The programme involved the construction of 80 km of brand new track, including 60 km of high-speed line between Manduel and Lattes, an additional 10 km along the right bank of the Rhône, and another 10 km connecting Jonquières, Lattes and Manduel. In order to construct this line, approximately 145 engineering structures, including seven viaducts, were completed. The maximum operating speed on the line will initially be restricted to 220 km/h, and later be raised to 300 km/h, for passenger trains, while freight trains are to be allowed to traverse it at up to 120 km/h. The line is used by both TGV trains and freight, connecting to the LGV Méditerranée as well as extending it southwest towards the LGV Perpignan–Figueres.

As the existing city centre stations were expected to be unable to cope with the additional traffic of the TGV service, two new stations were built. Unusually, RFF took responsibility for building the stations, which will connect to the TER network and to Montpellier's tram network.

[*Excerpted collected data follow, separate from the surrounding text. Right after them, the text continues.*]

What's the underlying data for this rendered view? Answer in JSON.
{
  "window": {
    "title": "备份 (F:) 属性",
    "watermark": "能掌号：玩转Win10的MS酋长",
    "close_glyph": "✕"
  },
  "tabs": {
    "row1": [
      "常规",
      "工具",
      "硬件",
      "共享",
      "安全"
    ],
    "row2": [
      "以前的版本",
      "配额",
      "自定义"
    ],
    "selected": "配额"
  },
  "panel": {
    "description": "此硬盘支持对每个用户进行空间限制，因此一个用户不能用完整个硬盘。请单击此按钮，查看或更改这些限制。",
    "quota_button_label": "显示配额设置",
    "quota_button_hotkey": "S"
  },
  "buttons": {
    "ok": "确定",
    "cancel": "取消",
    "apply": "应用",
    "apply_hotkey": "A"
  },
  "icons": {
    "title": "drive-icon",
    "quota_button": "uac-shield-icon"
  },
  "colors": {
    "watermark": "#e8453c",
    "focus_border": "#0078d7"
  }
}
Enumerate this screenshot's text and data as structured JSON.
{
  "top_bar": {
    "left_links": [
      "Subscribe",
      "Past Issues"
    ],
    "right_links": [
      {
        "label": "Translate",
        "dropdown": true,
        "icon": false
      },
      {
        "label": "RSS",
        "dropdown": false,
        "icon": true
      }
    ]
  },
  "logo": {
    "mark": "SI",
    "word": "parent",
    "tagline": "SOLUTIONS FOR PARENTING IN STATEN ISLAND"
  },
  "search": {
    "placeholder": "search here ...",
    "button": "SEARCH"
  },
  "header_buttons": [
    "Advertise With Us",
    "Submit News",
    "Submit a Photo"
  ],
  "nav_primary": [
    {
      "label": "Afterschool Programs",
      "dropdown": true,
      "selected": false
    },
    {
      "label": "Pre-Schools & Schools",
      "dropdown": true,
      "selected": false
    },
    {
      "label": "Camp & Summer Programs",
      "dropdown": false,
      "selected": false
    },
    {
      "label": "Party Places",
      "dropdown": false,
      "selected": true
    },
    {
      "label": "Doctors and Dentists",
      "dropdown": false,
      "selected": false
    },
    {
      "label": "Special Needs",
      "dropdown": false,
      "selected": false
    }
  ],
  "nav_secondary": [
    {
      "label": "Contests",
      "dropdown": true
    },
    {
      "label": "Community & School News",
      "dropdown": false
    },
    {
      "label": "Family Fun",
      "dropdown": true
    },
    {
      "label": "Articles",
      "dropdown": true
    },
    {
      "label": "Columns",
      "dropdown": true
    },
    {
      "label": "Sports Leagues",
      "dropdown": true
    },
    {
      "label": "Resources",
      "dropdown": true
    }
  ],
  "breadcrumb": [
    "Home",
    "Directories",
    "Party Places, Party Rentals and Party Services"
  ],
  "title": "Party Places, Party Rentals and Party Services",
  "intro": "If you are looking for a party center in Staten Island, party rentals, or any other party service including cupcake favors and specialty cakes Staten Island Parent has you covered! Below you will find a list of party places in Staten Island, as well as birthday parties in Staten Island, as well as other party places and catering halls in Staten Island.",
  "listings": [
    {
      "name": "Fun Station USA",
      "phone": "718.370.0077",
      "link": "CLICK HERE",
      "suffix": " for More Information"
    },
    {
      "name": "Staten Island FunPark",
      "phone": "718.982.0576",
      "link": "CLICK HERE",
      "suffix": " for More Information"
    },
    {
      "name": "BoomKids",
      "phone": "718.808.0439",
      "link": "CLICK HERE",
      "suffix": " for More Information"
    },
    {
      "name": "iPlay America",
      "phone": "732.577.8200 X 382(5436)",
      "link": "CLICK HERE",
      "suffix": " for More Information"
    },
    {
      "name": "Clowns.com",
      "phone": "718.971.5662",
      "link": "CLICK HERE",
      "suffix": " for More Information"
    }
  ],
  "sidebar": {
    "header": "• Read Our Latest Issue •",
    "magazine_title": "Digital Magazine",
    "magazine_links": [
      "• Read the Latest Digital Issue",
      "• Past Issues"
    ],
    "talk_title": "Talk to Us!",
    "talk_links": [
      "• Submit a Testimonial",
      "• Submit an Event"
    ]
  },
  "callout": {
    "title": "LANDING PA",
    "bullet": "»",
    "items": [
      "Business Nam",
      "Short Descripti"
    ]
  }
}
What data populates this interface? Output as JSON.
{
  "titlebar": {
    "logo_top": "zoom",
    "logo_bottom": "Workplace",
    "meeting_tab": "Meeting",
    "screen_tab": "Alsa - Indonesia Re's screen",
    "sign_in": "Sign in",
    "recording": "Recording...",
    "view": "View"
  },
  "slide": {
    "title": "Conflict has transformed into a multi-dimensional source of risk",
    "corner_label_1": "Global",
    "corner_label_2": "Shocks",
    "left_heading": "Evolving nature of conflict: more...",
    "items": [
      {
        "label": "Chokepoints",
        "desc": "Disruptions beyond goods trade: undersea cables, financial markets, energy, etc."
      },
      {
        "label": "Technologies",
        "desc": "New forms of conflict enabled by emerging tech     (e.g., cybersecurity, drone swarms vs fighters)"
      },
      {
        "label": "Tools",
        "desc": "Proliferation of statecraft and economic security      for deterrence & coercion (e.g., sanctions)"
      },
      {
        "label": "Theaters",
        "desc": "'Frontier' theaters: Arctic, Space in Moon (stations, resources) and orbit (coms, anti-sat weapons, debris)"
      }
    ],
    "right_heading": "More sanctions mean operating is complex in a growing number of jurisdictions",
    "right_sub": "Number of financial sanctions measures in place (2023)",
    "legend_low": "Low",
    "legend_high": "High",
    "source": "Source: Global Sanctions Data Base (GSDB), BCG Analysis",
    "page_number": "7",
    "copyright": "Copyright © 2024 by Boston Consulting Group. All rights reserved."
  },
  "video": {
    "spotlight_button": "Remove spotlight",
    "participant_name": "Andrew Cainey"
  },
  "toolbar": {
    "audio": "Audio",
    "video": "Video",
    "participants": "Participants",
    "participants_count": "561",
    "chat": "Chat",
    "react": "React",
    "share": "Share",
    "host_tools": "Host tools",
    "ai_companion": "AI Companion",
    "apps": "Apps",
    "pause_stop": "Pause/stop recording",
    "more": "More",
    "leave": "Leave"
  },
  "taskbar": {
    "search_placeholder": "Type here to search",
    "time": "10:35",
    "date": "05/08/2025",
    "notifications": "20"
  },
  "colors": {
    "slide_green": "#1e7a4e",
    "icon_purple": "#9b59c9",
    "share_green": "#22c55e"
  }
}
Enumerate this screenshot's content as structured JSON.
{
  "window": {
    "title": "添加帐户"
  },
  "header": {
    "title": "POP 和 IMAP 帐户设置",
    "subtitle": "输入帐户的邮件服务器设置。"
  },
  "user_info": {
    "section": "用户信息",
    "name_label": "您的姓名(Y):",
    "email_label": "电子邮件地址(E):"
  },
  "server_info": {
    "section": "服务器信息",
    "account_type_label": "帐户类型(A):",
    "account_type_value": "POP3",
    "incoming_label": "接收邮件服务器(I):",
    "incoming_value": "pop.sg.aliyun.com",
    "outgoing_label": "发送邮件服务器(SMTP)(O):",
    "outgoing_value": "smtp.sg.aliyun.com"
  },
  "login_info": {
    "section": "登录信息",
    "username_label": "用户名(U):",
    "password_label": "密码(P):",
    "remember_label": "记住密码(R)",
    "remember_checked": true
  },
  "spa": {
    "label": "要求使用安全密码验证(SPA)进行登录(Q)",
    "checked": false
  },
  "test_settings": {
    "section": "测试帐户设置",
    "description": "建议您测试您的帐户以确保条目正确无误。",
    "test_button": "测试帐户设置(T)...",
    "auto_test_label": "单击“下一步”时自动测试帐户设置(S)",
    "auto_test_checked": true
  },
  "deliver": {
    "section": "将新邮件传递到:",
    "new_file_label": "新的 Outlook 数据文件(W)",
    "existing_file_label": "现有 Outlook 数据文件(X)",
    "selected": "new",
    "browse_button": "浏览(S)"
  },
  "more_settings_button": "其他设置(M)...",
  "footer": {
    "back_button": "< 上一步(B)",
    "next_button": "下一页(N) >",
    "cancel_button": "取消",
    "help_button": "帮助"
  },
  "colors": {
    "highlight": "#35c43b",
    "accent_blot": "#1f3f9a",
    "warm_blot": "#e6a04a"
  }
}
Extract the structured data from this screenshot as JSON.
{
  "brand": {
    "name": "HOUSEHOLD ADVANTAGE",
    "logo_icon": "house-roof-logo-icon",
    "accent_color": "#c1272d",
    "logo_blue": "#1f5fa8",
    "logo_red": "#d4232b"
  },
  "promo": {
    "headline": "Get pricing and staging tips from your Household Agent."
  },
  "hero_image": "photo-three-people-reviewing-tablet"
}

These new stations, Montpellier Sud-de-France (referred to as Montpellier Odysséum during the planning phase) and Nîmes-Pont-du-Gard (originally planned to be named Nîmes Manduel-Redessan), were built as part of the overall programme and were completed in 2018 and 2019 respectively. The estimated construction cost of these stations was €280 million ($349.5 million) which was financed by the European Union and France providing a combined 52 per cent, along with a further 28 per cent from various regional and local authorities, as well as the final 20% by SNCF Réseau.

The main line is 60 km long, plus a 10 km connection to rail freight lines West of the Rhone river, and three more spurs connecting to existing railways at Jonquières, Lattes, and Manduel. The Nîmes-Montpellier bypass is to be equipped with the European Rail Traffic Management System (ERTMS) Level 2, the standard train signalling and traffic management system used throughout Europe, including GSM-R, the European standard for railway telecommunications. However, BAL will be used in the first instance. To provide power for the overhead lines, the construction of a new substation at La Castelle was necessary. Infrastructure maintenance activities are to be based at Nîmes, comprising the operational and administrative centres of Oc’Via Maintenance.